On this project I was part of a 15 person team including artists, designers and other coders. I took the role of Gameplay programmer, focusing on the game implementation of the game’s core mechanics:

  • the player character’s balance
  • the ability to carry (and drop) objects
  • a box to ease the carrying of multiple objects

This required the use of the PhyreEngine’s built in tools (such as a component system) as well as talking with the designer to both gain the direction they wanted and be able to communicate the tools need to modify the created systems (such as a LUA script to control the balance and custom editor components for the steal-able items). In addition, several of my created systems overlapped with other parts of the game, requiring tight co-ordination with the rest of the team

In addition, I also helped in the implementation of the audio system, communicating with other programmers who had moved onto other tasks and projects and the audio designer himself. This utilised the FMOD framework to ease integration of the audio designer’s vision.

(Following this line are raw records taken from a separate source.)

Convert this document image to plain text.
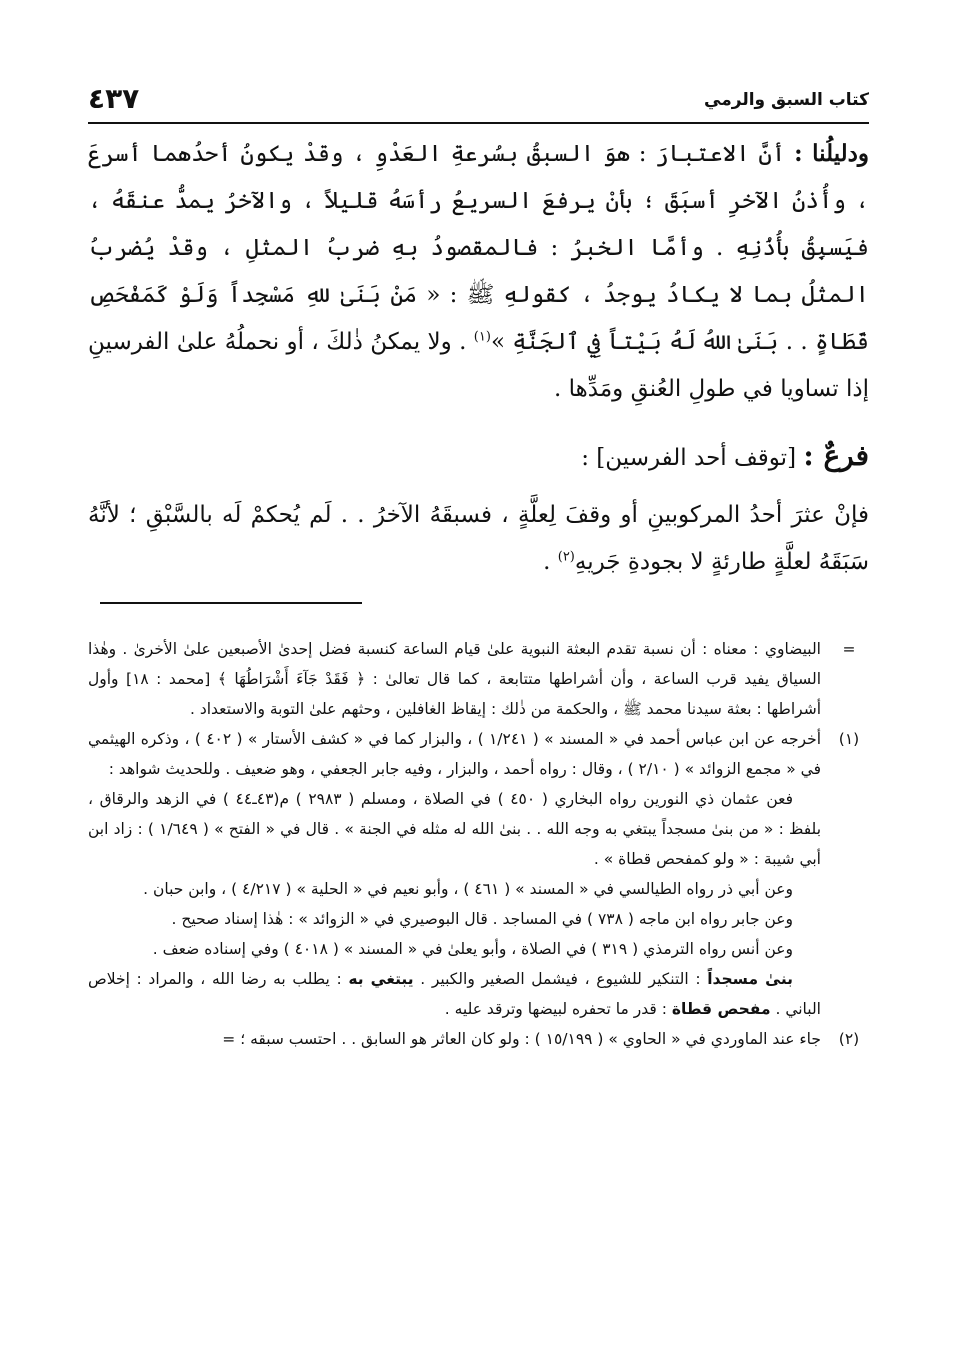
كتاب السبق والرمي
٤٣٧

ودليلُنا : أنَّ الاعتبارَ : هوَ السبقُ بسُرعةِ العَدْوِ ، وقدْ يكونُ أحدُهما أسرعَ ، وأُذنُ الآخرِ أسبَقَ ؛ بأنْ يرفعَ السريعُ رأسَهُ قليلاً ، والآخرُ يمدُّ عنقَهُ ، فيَسبِقُ بأُذُنِهِ . وأمَّا الخبرُ : فالمقصودُ بهِ ضربُ المثلِ ، وقدْ يُضربُ المثلُ بما لا يكادُ يوجدُ ، كقولهِ ﷺ : « مَنْ بَنَىٰ للهِ مَسْجِداً وَلَوْ كَمَفْحَصِ قَطَاةٍ . . بَنَىٰ اللهُ لَهُ بَيْتاً فِي ٱلجَنَّةِ »$^{(١)}$ . ولا يمكنُ ذٰلكَ ، أو نحملُهُ علىٰ الفرسينِ إذا تساويا في طولِ العُنقِ ومَدِّها .

فرعٌ : [توقف أحد الفرسين] :

فإنْ عثرَ أحدُ المركوبينِ أو وقفَ لِعلَّةٍ ، فسبقَهُ الآخرُ . . لَم يُحكمْ لَه بالسَّبْقِ ؛ لأنَّهُ سَبَقَهُ لعلَّةٍ طارئةٍ لا بجودةِ جَريهِ$^{(٢)}$ .

=
البيضاوي : معناه : أن نسبة تقدم البعثة النبوية علىٰ قيام الساعة كنسبة فضل إحدىٰ الأصبعين علىٰ الأخرىٰ . وهٰذا السياق يفيد قرب الساعة ، وأن أشراطها متتابعة ، كما قال تعالىٰ : ﴿ فَقَدْ جَآءَ أَشْرَاطُهَا ﴾ [محمد : ١٨] وأول أشراطها : بعثة سيدنا محمد ﷺ ، والحكمة من ذٰلك : إيقاظ الغافلين ، وحثهم علىٰ التوبة والاستعداد .

(١)
أخرجه عن ابن عباس أحمد في « المسند » ( ١/٢٤١ ) ، والبزار كما في « كشف الأستار » ( ٤٠٢ ) ، وذكره الهيثمي في « مجمع الزوائد » ( ٢/١٠ ) ، وقال : رواه أحمد ، والبزار ، وفيه جابر الجعفي ، وهو ضعيف . وللحديث شواهد :

فعن عثمان ذي النورين رواه البخاري ( ٤٥٠ ) في الصلاة ، ومسلم ( ٢٩٨٣ ) م(٤٣ـ٤٤ ) في الزهد والرقاق ، بلفظ : « من بنىٰ مسجداً يبتغي به وجه الله . . بنىٰ الله له مثله في الجنة » . قال في « الفتح » ( ١/٦٤٩ ) : زاد ابن أبي شيبة : « ولو كمفحص قطاة » .

وعن أبي ذر رواه الطيالسي في « المسند » ( ٤٦١ ) ، وأبو نعيم في « الحلية » ( ٤/٢١٧ ) ، وابن حبان .

وعن جابر رواه ابن ماجه ( ٧٣٨ ) في المساجد . قال البوصيري في « الزوائد » : هٰذا إسناد صحيح .

وعن أنس رواه الترمذي ( ٣١٩ ) في الصلاة ، وأبو يعلىٰ في « المسند » ( ٤٠١٨ ) وفي إسناده ضعف .

بنىٰ مسجداً : التنكير للشيوع ، فيشمل الصغير والكبير . يبتغي به : يطلب به رضا الله ، والمراد : إخلاص الباني . مفحص قطاة : قدر ما تحفره لبيضها وترقد عليه .

(٢)
جاء عند الماوردي في « الحاوي » ( ١٥/١٩٩ ) : ولو كان العاثر هو السابق . . احتسب سبقه ؛ =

The game was demoed at Protoplay between the 7th and 10th of August 2014. During that time, the public seemed pleased with the game citing the art style and the difficult but humorous gameplay. In addition, we spent the following weeks to work on bug fixing and final improvements

Media

Video:

Images:

Legal Note

Please note all elements of this project, including images and video displayed on this page belong to Abertay University and Sony

 

A Clockwork Disaster

main_menu_background A Clockwork Disaster is a 2D puzzle platformer prototype developed in my second term on the MProf course at Abertay.

The brief was provided by Sony and was designed to target the Playstation Vita, utilising some of its key and unique features. After a short pre-production stage, we settled on a puzzle platformer design while using the hand painted artstyle produced by our artist. The key feature was the main character’s ability to adjust time – by using the front or rear touch screen, players are able to speed up and slow down time.

My responsibilities on the project were originally the creation of the time manipulation gameplay and the objects associated with it, the integration of the character’s animation and working with the audio designer on implementing the music and sound effects.

This project was implemented via Unity with the coding written in C#. We took advantage of Unity’s extensible nature and utilised the Sprites and Bones plugin to make the animation of the character faster and more streamlined than using a frame based system.

The Team

Art: Sam Heisler

Design: Charlie Reily, Gavin Stewart

Programming: Michael Charge, Stuart Martin

Sound: Ronan Quiqley

Media

Please note: All aspects of this project belongs to Abertay University.

W.A.M.

StartScreen

W.A.M. (or Whack A Mole) is a simple 2D games prototype developed in my first term on the MProf course at Abertay.

The brief was to produce a simple game demo designed to be played on a mobile device based around three titles (“Impact”, “The Few” and “A New Day”). Our design was based around Impact and we created  a Whack A Mole game featuring multiple different types of mole, a scoring system with music and assets created in house for the game. The control scheme is entirely tap based, designed to be quick to pick up and play.

The project was implemented primarily in Marmalade 6.2 using C++ and the IwGame Engine available here, especially utilising the XML setup functionality in IwGame. The game has been tested on Android phones and tablets and shows the controls to be ideal in their intended environment. Feedback from classmates and tutors has been positive.

In order to continue development, the game is currently being converted to Unity from Marmalade due to licensing.

The Team

Art: Mustafa Cetiner

Design: Sean Winston

Programming: Michael Charge

Sound: Anthony Sheridan

Download

Source code may be available September 2014 pending the conclusion of the MProf program.